Across Iowa’s Fourth District — home of unabashed white supremacist Congressman Steve King — a veritable tidal wave of change is poised to shake things up. Democrats have fielded good candidates against King in the past, but I never felt any could dethrone him.
This year, I’m confident that King’s Democratic challenger, J.D. Scholten, can and will defeat King. Scholten — propelled by growing discontent with King’s voting record and litany of inflammatory comments — is running an impressive campaign fueled by hard work and intelligent, articulate stands on key issues. It doesn’t hurt that Scholten has raised more money than King, most of it from the grassroots.

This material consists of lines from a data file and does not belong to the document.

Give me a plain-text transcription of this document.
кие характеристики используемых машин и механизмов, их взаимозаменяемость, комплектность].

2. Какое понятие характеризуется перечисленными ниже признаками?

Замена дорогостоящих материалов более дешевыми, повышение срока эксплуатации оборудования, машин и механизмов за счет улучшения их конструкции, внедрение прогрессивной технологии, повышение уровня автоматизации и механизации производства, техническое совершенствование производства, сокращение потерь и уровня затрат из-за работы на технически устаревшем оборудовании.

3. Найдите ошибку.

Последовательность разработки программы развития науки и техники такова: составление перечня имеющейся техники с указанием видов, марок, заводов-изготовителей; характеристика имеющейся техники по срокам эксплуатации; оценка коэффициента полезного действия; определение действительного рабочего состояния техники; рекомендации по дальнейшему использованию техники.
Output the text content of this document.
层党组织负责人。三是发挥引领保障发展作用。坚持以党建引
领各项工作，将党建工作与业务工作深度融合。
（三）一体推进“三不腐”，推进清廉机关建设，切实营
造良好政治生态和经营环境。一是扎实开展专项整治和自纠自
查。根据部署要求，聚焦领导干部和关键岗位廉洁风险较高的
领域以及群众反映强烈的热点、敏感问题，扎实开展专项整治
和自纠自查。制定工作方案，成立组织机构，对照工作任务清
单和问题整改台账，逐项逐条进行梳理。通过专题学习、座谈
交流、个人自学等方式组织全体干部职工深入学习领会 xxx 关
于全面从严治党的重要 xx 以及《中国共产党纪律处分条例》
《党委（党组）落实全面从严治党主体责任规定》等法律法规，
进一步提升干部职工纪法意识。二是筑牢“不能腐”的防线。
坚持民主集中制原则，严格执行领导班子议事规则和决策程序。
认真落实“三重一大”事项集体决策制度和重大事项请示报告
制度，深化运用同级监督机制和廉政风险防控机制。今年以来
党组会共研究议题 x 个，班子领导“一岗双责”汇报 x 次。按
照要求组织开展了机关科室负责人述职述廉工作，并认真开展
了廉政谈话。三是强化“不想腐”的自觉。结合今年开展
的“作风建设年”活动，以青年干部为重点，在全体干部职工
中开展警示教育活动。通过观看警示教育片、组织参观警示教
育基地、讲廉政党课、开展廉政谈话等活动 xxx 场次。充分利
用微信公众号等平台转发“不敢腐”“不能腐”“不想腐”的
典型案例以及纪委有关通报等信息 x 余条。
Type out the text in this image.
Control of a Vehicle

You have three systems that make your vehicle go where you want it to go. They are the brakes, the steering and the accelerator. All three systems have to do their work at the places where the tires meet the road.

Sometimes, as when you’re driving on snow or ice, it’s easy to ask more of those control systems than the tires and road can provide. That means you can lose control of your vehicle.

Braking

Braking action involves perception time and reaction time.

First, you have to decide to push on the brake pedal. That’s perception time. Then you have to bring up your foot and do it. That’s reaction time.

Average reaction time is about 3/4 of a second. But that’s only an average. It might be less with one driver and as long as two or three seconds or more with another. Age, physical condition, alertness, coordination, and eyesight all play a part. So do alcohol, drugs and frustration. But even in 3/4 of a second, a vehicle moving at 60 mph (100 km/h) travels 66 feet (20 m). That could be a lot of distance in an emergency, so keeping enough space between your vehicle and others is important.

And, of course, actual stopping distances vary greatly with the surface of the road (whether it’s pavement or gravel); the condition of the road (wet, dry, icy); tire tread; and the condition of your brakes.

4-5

It also helps Scholten that businesses who supported King in the past (Land O’Lakes, Purina, Intel Corp.) and a growing list of Republican elected officials are finally speaking out against King.
If you’re supporting one or more candidates with time and money, thank you. But take time to help J.D., too. His defeat of Steve King will land a promising, progressive Iowan in Washington, D.C. and send a message that reactionaries like Steve King don’t speak for Iowa and are no longer entitled to positions of political power.
Over the next five days, l’ll continue to reach out personally to the hundreds of independents and Republicans I know in the Fourth District and encourage them to vote for J.D. Scholten. I suspect nearly every Iowan reading this blog knows people in the Fourth District. Call or write these voters. Stress that, on an election ballot with so many important races, what happens in the Fourth District is critical.
How critical? If Scholten defeats King, it would be 2018’s political shot heard round the world.